# New to making MP soap



## 4luckycharms (Jun 7, 2008)

I just started making soap and was wondering what the difference was between FO and Eo and if you need both of them or can you start off with one . And what is mica is that the colarant we use for the soap . 
 Thanks in advance for any help


----------



## Tabitha (Jun 7, 2008)

Eo stands for essential oil, it will be a natural fragrance.

FO stands for fragrance oil & it will be a synthetic fragrance.

EX) Lavender essentaial oil is  from the actual plant, lavender eo is man made. 

Man made oils will not have the natural properties associated with an oil. 

EX) Laveedr EO will relax you, lavender fo will not besides the sugar pill effect.

Mica is one type of colorant you can use in M&P. It is powdered.


----------



## perfectsoap (Jun 9, 2008)

Thanks Tab, I learned something new! (EX) Lavender!
Jeff


----------



## Suds (Jul 8, 2008)

I am also new to soap making.  Like you I have many questions, but you touched upon a subject that I have a stray bit of knowledge.

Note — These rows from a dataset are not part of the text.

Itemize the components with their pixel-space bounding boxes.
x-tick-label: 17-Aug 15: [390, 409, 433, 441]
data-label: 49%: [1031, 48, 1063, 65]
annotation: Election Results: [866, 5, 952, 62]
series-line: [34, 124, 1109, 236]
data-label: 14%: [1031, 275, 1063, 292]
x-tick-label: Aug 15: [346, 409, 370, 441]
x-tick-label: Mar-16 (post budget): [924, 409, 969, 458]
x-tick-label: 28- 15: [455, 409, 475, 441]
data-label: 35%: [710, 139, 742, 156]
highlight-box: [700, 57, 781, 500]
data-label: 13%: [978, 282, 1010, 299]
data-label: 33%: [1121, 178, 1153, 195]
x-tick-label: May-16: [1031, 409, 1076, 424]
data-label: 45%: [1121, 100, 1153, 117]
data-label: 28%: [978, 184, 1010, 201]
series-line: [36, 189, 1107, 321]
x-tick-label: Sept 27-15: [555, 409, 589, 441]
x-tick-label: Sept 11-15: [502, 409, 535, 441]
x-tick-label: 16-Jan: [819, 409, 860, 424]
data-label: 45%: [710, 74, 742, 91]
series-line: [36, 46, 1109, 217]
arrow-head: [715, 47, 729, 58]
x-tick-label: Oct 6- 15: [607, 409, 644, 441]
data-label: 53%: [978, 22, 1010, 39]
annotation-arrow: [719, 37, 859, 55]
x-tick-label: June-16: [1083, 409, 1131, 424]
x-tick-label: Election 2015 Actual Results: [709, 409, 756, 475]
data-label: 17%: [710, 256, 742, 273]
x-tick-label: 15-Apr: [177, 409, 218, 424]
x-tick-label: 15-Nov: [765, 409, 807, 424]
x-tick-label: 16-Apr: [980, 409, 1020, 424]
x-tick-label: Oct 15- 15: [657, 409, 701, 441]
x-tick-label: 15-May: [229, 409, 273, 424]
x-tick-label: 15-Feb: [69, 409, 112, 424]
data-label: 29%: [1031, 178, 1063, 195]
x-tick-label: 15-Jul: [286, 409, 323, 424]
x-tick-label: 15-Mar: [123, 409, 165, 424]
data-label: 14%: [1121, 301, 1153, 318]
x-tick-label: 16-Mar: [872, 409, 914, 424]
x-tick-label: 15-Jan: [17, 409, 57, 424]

"EX) Laveedr EO will relax you, lavender fo will not besides the sugar pill effect."

Sugar pill effect and aromatherapy, as lavender is a very pleasant, relaxing fragrance.

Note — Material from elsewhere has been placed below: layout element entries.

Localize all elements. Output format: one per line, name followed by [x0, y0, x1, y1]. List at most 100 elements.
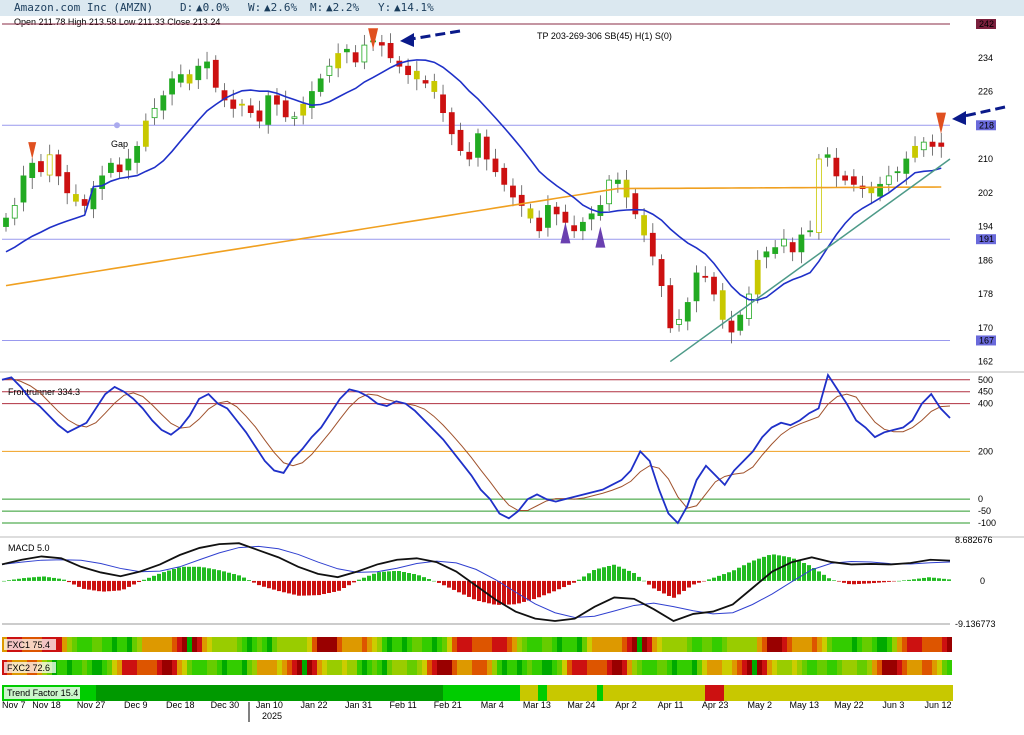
macd-histogram-bar — [812, 568, 816, 581]
fxc2-label-bg — [4, 662, 56, 673]
fxc2-cell — [227, 660, 232, 675]
fxc2-cell — [262, 660, 267, 675]
macd-histogram-bar — [377, 572, 381, 581]
macd-histogram-bar — [327, 580, 331, 593]
candle-body — [300, 103, 307, 116]
candle-body — [20, 175, 27, 203]
osc-axis-tick: 200 — [978, 446, 993, 456]
macd-histogram-bar — [907, 579, 911, 581]
fxc1-cell — [697, 637, 702, 652]
fxc1-cell — [712, 637, 717, 652]
macd-histogram-bar — [162, 572, 166, 581]
fxc2-cell — [572, 660, 577, 675]
fxc1-cell — [87, 637, 92, 652]
macd-histogram-bar — [657, 580, 661, 591]
fxc2-cell — [757, 660, 762, 675]
fxc2-cell — [832, 660, 837, 675]
fxc2-cell — [177, 660, 182, 675]
candle-body — [326, 65, 333, 76]
fxc2-cell — [307, 660, 312, 675]
fxc1-cell — [337, 637, 342, 652]
macd-histogram-bar — [902, 580, 906, 581]
macd-histogram-bar — [647, 580, 651, 585]
arrow-shaft — [404, 29, 461, 42]
macd-histogram-bar — [622, 568, 626, 581]
candle-body — [614, 179, 621, 184]
yearly-change-label: Y: — [378, 1, 392, 14]
ma-orange-line — [5, 186, 942, 287]
fxc1-cell — [567, 637, 572, 652]
fxc1-cell — [82, 637, 87, 652]
candle-body — [204, 61, 210, 69]
fxc2-cell — [652, 660, 657, 675]
macd-histogram-bar — [697, 580, 701, 583]
fxc1-cell — [127, 637, 132, 652]
fxc2-cell — [792, 660, 797, 675]
fxc2-cell — [372, 660, 377, 675]
macd-histogram-bar — [492, 580, 496, 605]
fxc2-cell — [437, 660, 442, 675]
x-axis-tick: Mar 13 — [523, 700, 551, 710]
fxc1-cell — [847, 637, 852, 652]
fxc2-cell — [822, 660, 827, 675]
x-axis-tick: Apr 2 — [615, 700, 637, 710]
macd-histogram-bar — [457, 580, 461, 593]
candle-body — [641, 215, 647, 236]
fxc1-cell — [557, 637, 562, 652]
x-axis-tick: Apr 23 — [702, 700, 729, 710]
fxc1-cell — [167, 637, 172, 652]
candle-body — [562, 211, 569, 223]
candle-body — [693, 272, 700, 302]
macd-histogram-bar — [127, 580, 131, 587]
fxc2-cell — [457, 660, 462, 675]
fxc1-cell — [692, 637, 697, 652]
fxc2-cell — [222, 660, 227, 675]
fxc1-cell — [517, 637, 522, 652]
fxc1-cell — [702, 637, 707, 652]
monthly-change-value: ▲2.2% — [326, 1, 360, 14]
fxc1-cell — [432, 637, 437, 652]
macd-histogram-bar — [542, 580, 546, 596]
price-tag-label: 218 — [979, 120, 994, 130]
fxc1-cell — [117, 637, 122, 652]
macd-histogram-bar — [742, 565, 746, 581]
fxc1-cell — [162, 637, 167, 652]
fxc1-cell — [397, 637, 402, 652]
fxc2-cell — [607, 660, 612, 675]
fxc1-cell — [512, 637, 517, 652]
macd-histogram-bar — [137, 580, 141, 583]
fxc2-cell — [197, 660, 202, 675]
macd-histogram-bar — [102, 580, 106, 592]
macd-histogram-bar — [667, 580, 671, 596]
fxc2-cell — [242, 660, 247, 675]
macd-histogram-bar — [702, 580, 706, 582]
macd-histogram-bar — [367, 575, 371, 581]
macd-histogram-bar — [637, 576, 641, 581]
fxc1-cell — [487, 637, 492, 652]
fxc2-cell — [532, 660, 537, 675]
fxc2-cell — [942, 660, 947, 675]
candle-body — [597, 205, 604, 216]
fxc2-cell — [62, 660, 67, 675]
fxc2-title: FXC2 72.6 — [7, 663, 50, 673]
fxc1-cell — [537, 637, 542, 652]
trend-factor-segment — [597, 685, 603, 701]
fxc1-cell — [227, 637, 232, 652]
candle-body — [448, 112, 455, 135]
fxc2-cell — [912, 660, 917, 675]
fxc1-cell — [822, 637, 827, 652]
macd-histogram-bar — [547, 580, 551, 594]
gap-marker — [114, 122, 120, 129]
fxc2-cell — [837, 660, 842, 675]
candle-body — [378, 42, 385, 46]
fxc2-cell — [517, 660, 522, 675]
fxc2-cell — [137, 660, 142, 675]
macd-histogram-bar — [892, 580, 896, 582]
macd-axis-tick: -9.136773 — [955, 619, 996, 629]
macd-histogram-bar — [382, 571, 386, 581]
macd-histogram-bar — [32, 577, 36, 581]
price-axis-tick: 178 — [978, 289, 993, 299]
fxc1-cell — [657, 637, 662, 652]
fxc1-cell — [922, 637, 927, 652]
fxc2-cell — [557, 660, 562, 675]
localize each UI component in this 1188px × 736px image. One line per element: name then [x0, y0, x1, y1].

Do note that lavender (and tea tree oil) is purported to cause mild breast growth in men (with no claim of same for women).

Suds


----------



## Lane (Jul 8, 2008)

Suds said:
			
		

> Do note that lavender (and tea tree oil) is purported to cause mild breast growth in men (with no claim of same for women).
> 
> Suds


 Really?? Wowzah... Anyone else read that anywhere?


----------



## otter (Aug 1, 2008)

I have read that in large amounts with the lavender.  Didn't read that about the tea tree.  I guess the lavender simulates some type of hormone in men.


----------



## divaxtrema (Aug 6, 2008)

Darn...why can't it do that for us women...you guys catch all the breaks!!


----------